June 20, 2024
What will it take for artificial intelligence to be safe and secure? VCU expert considers election integrity and other threats that lie ahead.
VCU Cybersecurity Center leader Milos Manic says real-time AI fraud detection is key as bad actors exploit human psyche through technology.
Share this story
Technology in elections became a hot-button issue in the 2020 presidential race, and with the explosion of artificial intelligence in recent years, it again will permeate the political landscape in this year’s contest.
For Milos Manic, Ph.D., director of Virginia Commonwealth University’s Cybersecurity Center, the impact of AI on undecided voters is of particular concern.
“Will the undecided portion of the electorate be targeted in a certain way? Will they be fed carefully chosen information and specific misinterpreted information?” he asked.

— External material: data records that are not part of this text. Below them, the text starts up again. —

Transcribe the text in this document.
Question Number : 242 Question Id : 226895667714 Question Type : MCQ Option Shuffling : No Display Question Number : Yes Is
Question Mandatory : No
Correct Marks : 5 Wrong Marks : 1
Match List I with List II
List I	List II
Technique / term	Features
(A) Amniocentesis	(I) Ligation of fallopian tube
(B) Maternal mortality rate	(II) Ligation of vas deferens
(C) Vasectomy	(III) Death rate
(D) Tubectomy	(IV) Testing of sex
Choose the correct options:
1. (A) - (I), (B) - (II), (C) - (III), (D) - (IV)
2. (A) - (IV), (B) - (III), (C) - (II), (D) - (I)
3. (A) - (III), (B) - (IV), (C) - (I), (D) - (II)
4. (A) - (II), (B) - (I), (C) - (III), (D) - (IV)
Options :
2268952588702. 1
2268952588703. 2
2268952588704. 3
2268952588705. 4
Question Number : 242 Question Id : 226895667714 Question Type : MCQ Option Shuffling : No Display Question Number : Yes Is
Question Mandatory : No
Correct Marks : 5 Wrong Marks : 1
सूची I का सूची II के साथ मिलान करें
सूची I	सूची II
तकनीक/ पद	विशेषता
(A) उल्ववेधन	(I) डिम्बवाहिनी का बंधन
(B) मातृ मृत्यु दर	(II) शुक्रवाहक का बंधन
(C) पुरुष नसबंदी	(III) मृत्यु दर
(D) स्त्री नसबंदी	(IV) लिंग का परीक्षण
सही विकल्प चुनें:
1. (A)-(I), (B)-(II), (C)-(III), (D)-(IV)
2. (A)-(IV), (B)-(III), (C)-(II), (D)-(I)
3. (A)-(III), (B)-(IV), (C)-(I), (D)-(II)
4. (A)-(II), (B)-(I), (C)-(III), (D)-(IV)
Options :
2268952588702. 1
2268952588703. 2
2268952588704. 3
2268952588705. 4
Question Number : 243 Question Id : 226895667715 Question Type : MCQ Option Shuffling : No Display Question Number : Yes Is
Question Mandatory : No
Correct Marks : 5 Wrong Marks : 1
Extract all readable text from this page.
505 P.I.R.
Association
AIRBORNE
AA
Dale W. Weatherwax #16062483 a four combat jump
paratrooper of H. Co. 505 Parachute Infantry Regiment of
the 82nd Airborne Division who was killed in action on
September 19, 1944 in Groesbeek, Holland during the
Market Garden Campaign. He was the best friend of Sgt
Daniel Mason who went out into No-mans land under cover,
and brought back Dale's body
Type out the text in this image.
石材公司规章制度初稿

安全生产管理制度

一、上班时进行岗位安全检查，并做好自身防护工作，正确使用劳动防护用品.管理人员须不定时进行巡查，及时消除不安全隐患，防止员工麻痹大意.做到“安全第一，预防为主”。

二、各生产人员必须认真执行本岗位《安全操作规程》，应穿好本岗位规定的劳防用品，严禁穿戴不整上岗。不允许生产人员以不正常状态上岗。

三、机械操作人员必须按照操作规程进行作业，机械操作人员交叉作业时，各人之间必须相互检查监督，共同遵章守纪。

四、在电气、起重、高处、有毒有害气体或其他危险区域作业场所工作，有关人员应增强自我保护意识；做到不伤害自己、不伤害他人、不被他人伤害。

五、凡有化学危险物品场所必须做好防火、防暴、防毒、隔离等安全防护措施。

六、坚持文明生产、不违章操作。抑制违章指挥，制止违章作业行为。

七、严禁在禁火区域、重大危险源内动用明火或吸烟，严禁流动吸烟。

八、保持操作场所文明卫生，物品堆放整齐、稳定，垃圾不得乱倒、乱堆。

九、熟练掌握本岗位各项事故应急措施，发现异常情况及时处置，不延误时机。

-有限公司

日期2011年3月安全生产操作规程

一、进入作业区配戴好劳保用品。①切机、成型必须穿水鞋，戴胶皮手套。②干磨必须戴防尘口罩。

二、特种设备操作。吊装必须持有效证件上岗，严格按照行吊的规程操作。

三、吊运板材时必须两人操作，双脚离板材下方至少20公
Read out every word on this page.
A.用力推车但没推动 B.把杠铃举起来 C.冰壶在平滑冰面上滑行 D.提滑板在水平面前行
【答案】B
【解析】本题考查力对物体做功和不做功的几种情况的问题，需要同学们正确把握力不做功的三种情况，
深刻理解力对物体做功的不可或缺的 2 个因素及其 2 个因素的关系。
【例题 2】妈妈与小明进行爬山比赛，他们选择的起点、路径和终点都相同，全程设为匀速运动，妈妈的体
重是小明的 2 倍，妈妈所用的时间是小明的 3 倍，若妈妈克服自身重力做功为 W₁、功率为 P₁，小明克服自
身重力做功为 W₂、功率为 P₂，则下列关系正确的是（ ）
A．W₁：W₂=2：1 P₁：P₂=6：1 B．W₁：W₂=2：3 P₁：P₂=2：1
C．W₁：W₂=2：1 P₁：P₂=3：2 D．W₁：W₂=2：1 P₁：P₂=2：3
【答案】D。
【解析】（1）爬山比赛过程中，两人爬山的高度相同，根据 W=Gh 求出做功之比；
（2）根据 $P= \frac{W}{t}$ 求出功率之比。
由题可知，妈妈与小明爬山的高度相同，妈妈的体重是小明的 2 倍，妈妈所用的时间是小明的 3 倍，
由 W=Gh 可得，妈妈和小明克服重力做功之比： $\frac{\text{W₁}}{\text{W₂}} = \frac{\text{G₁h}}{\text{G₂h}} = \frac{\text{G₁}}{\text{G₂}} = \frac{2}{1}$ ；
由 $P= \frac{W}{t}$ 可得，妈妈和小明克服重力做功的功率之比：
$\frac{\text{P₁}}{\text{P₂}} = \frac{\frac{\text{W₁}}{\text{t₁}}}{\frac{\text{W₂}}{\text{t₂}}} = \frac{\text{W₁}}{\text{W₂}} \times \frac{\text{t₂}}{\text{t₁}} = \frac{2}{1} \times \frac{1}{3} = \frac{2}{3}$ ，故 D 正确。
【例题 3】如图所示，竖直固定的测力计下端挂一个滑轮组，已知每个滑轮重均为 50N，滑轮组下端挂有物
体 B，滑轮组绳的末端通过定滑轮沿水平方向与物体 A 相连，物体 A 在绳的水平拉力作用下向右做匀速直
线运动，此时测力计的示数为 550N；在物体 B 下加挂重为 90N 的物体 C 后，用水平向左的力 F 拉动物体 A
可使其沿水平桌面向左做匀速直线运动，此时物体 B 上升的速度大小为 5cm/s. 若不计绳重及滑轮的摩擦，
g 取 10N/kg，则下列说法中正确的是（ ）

Manic, a professor in the Department of Computer Science at VCU’s College of Engineering and an inaugural fellow of the Commonwealth Cyber Initiative, has completed more than 40 research grants in the area of data mining and machine learning applied to cybersecurity, infrastructure protection, energy security and resilient intelligent control. In April, he received the FBI Director’s Community Leadership Award for advancing AI to protect the nation’s infrastructure from cyberattacks.
VCU News asked Manic for insights into the intersection of AI, elections and society overall.
What are key vulnerabilities we face in terms of election integrity?
Social media can very quickly and easily give an illusion of group consensus – people thinking the same way – while sometimes 90% of those instances may not be the case. Human psyche, human psychology, human vulnerabilities – this is where the battles are being waged now.
Psychological warfare existed for hundreds of years. In the world wars, it might have been a person that was given a pamphlet to read to a whole village. It might have been pamphlets that were thrown out of planes. Now it’s psychological warfare through technology. Humans have so-called emotional triggers, something that they react to. Humans have cognitive biases.
Are there ways we could address such shortcomings quickly even if imperfectly?
We could look at four areas. The first is policy. The second is safe and secure AI. The third is user awareness. And the fourth is looking across borders and forming alliances.
In policy, the whole world came late into the AI game. Now a number of organizations –governmental and nongovernmental, and nonprofit – are trying to deal with policy, governance and regulatory frameworks and so on.
With current resources, algorithms or knowledge, there’s very little we cannot do given enough time. So the question is, are we developing this in the right way for the right reasons?
Six or seven years ago, we looked at different algorithms to solve some cybersecurity problems, and we showed that for almost any kind of problem, we can find at least three algorithms that will solve it correctly. The question is, will that solution hold when you put it in production? Are we looking at transformations that will matter in the future as they matter today?
What about those other three areas?
For having a safe and secure AI, a key question is: Can we focus on ethical, unbiased, trustworthy developers?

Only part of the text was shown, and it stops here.